Trance.nu
- Website type: Online music magazine and website
- Available in: English
- Owner: Nonprofit organization
- Creator: Tommie Podzemski
- Website: www.trance.nu
- Registration: Free, optional
- Launched: October 1999
- Current status: Inactive

= Trance.nu =

Trance.nu was an independent English trance-oriented music site that included news, reviews, interviews and forums.

The site was notable for its compilation releases and interviews with artists such as Tiësto, Ferry Corsten and Armin van Buuren. Trance.nu also hosted the "Future Favorite" segment on Armin van Buuren's radio show A State of Trance, which attracted more than 6,000,000 listeners weekly.

==History==
The domain was bought in 1999 by Tommie Podzemski to create a free webmail and redirection service. After one year in operation, Ralf Elfving came aboard and they both created the foundation of trance.nu along with a third person, Jezper Söderlund. The promotional work of mailing several labels and artists resulted in interest from Armin van Buuren and Misja Helsloot, and after interviewing these DJs and producers, trance.nu's news and interview sections were created.

The first version of the site, released in late 2000, contained news, links and reviews. In the summer of 2001, trance.nu released their first community website, which included guest-books, private messages and profiles, which took them closer to their goal of promoting trance music. In 2005 Kevin Turner who had been writing for the website since 2001 became part owner along with Tommie, managing advertising and site's hosting infrastructure. In late summer of 2007, trance.nu released their fourth reincarnation of the site with Facebook-like features such as status updates, friends and galleries.

===End of an era===
On 9 October 2010, trance.nu announced that the website would be shut down and archived. The reason stated was lack of moderation and maintenance, and as years go on, the main contributors and moderators find themselves busy with other commitments.

The following is the news item that was published:

Trance.nu - it's time to say goodbye

After 12 years, tens of millions of unique visitors, thousands of articles and million upon millions of topics it's time for trance.nu to finally be put to it's [sic] last rest. It's not an easy decision to take, but its something that has to be done to preserve the good memory that hopefully all of you have of trance.nu.

The reasoning behind this is due to the lack of time to maintain the site and that the site need a complete restart to gain its former glory. A task that unfortunately is to [sic] big to undertake within a reasonable amount of time and effort. We all sincerely wish that we could revert time but unfortunately this is the position that we're at.

It's been a fantastic ride which we're sure that no one will regret, we've released CDs, sailed the sevens seas on the trance.nu summer boat, we saw and helped djs rise, we've seen (and maybe helped) users fall in love and join each other in holy matrimony, we've spread trance to every corner of the world but more importantly we made friends, loads of good friend - friendships that will last for a lifetime.

For that we are eternally grateful and would wish to thank every single one of you, keep in mind that you made the site the success it was, not us.

We will apply a technique call sundown when shutting down the site which means that the forums have been put on read-only which the ability to log-in, sign guest books and send PMs will remain for another 2 weeks.

This is to give a users a fair chance to hook up on alternative networks and/or sites to keep in touch. When the time is up we will disable the login-system and keep the site as a cemetery/archive for the time being.

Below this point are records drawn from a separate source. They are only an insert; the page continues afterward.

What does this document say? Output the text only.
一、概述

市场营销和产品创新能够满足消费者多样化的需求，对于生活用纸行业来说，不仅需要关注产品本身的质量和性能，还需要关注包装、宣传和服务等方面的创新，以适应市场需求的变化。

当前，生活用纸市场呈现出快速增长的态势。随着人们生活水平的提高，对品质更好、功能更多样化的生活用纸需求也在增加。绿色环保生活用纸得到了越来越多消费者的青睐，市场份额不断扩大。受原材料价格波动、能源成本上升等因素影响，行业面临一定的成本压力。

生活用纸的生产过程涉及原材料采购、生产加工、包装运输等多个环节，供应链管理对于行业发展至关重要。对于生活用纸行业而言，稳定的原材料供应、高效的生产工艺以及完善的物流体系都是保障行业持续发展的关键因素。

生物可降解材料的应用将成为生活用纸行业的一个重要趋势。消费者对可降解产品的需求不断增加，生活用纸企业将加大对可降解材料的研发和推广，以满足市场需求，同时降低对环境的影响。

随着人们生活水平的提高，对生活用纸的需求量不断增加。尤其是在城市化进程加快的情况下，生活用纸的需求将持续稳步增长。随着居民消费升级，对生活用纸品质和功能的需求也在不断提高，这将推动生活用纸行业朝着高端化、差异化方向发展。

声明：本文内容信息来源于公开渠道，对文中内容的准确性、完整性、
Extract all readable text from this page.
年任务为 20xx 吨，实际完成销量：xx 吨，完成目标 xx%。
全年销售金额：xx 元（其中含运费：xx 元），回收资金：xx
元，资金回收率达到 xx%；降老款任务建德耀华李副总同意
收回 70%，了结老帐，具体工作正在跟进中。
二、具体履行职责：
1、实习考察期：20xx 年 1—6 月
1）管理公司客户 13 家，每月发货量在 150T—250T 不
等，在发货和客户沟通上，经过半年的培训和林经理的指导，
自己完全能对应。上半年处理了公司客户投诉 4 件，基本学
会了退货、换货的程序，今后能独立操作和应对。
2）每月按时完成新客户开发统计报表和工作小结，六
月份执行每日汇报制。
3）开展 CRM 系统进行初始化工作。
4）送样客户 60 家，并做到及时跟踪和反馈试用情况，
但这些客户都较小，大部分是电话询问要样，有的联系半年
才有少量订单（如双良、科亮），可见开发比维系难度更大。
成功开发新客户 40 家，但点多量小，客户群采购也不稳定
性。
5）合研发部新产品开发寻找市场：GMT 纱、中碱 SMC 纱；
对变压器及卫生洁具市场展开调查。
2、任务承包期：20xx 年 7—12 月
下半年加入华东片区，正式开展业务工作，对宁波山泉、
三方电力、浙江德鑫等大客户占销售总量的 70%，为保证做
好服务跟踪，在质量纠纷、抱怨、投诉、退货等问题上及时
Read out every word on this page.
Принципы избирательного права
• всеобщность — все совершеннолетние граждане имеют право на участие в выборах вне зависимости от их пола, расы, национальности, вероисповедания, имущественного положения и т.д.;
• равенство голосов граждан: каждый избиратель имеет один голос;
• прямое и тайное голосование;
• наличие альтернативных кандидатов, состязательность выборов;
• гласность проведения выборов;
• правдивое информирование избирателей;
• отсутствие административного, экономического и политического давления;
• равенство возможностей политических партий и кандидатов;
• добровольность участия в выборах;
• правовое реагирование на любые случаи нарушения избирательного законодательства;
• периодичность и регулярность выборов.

With that, this is the end - the final chapter, the last good bye and the chance for us to tell you all which fantastic time we've had together. Thank you for everything and hopefully we'll all stay in touch one way or another.

Signed,
Tommie, Kevin and the trance.nu staff

==Software==
The site was based on its own software called omgApi, which was coded and maintained by Tommie Podzemski, and open source software such as MySql, Smarty, PHP and PEAR.

===OpenSocial and API===
In May 2008, trance.nu announced that they were joining the OpenSocial Alliance, founded by Google. They also announced the public release of their API, making it possible for other websites to gain access to its data.

==Statistics==
Trance.nu published over 3,500 news items, 1,600 reviews and 200 interviews. Trance.nu was home to over 70,000 members. The site was solely run off the nonprofit work of an independent staff from across the globe, with 15 volunteers at its peak.

==Compilation releases==
===Surviving The Chills===
In November 2002, trance.nu released their first CD compilation, Surviving The Chills, on Nordic Records sub-label Green. The CD included artists such as Mark Norman, Jezper Söderlund and Elizabeth Fields, combining established artists with up-and-coming talents from the site. The CD was also selected "CD of the Month" on dancegrooves.com.

===.nu Trance Generation===
The success of their first CD spawned a second release, .nu Trance Generation - The Trance Anthems Of Tomorrow on Green in 2003. The compilation was designed to showcase new "up-and-coming" trance producers from trance.nu.